Each improvement includes:

  • A description of the issue
  • A recommended action
  • Expected impact on score

On the Quality page, you can filter analyses by:

FilterOptions
Score RangeMinimum and/or maximum quality score
SentimentPositive, Neutral, Negative
Date RangeStart and end date
ProjectFilter by project
AgentFilter by specific agent

Client Admin Supervisor

Export analysis data for external reporting:

  • CSV — raw data for spreadsheet analysis
  • PDF — formatted report suitable for sharing

Export includes all records matching current filters.
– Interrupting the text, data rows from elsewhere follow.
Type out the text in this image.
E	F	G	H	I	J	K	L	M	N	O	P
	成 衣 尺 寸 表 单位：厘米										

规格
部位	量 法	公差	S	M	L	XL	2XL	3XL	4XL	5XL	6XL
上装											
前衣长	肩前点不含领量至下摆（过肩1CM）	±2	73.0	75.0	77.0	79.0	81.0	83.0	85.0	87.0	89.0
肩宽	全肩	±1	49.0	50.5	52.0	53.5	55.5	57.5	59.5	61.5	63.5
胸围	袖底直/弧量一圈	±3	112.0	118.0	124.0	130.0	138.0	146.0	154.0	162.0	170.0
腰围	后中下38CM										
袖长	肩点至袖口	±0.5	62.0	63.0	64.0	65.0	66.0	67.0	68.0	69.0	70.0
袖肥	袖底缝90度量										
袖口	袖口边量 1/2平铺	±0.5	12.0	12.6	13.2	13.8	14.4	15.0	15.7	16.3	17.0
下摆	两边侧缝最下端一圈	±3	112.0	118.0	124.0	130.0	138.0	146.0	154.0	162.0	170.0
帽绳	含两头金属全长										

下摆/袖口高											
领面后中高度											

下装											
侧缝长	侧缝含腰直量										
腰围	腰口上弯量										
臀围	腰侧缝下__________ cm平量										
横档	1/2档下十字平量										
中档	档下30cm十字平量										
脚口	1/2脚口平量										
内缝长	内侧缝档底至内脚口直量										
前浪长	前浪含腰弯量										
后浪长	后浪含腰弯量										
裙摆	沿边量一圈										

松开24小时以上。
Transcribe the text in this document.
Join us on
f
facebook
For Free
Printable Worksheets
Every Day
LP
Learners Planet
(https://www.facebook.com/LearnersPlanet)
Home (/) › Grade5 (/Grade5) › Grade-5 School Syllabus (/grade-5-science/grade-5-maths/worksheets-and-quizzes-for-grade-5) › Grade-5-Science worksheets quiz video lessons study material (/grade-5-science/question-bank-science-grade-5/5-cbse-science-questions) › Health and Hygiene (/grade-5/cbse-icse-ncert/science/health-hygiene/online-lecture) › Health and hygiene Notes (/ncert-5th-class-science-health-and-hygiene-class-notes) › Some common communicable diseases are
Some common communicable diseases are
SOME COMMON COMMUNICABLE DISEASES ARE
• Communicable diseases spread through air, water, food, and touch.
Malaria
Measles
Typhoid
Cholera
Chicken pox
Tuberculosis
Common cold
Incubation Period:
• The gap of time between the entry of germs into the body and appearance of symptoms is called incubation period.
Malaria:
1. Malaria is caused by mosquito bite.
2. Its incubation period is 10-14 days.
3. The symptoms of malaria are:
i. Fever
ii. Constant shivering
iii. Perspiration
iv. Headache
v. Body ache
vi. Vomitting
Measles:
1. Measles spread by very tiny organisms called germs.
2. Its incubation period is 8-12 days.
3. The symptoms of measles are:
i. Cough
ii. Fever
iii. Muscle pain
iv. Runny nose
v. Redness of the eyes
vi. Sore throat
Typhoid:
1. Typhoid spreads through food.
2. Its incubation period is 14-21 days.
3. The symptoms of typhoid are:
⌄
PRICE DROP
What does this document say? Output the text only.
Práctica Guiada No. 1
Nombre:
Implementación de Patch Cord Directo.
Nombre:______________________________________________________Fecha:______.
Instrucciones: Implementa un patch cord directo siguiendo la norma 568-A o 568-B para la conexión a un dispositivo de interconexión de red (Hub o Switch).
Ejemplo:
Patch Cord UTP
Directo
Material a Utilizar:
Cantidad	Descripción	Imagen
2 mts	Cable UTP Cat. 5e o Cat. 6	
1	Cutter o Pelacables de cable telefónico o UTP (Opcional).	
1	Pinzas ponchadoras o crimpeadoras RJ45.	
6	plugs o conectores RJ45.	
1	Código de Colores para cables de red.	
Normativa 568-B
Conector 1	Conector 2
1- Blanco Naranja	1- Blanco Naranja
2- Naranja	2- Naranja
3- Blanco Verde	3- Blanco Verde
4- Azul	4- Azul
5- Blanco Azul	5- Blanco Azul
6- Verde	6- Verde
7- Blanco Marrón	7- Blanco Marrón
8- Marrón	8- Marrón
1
FeatureClientAdminSupervisorAgent
View all analyses✅ (project-scoped)
View own analysis
Score breakdowns✅ (own)
Filter analyses
Export reports

Note: Agents see their own quality data through the Agent Dashboard, not the Quality page directly.

  • Focus on Areas for Improvement — these are the highest-impact coaching opportunities.
  • Track score trends over time to measure coaching effectiveness.
  • Use sentiment filters to quickly find conversations where customers were dissatisfied.
  • Compare agent scores within the same project for fair benchmarking (different projects may use different evaluation criteria).
  • Re-analyze records after updating evaluation criteria to see the impact of new scoring weights.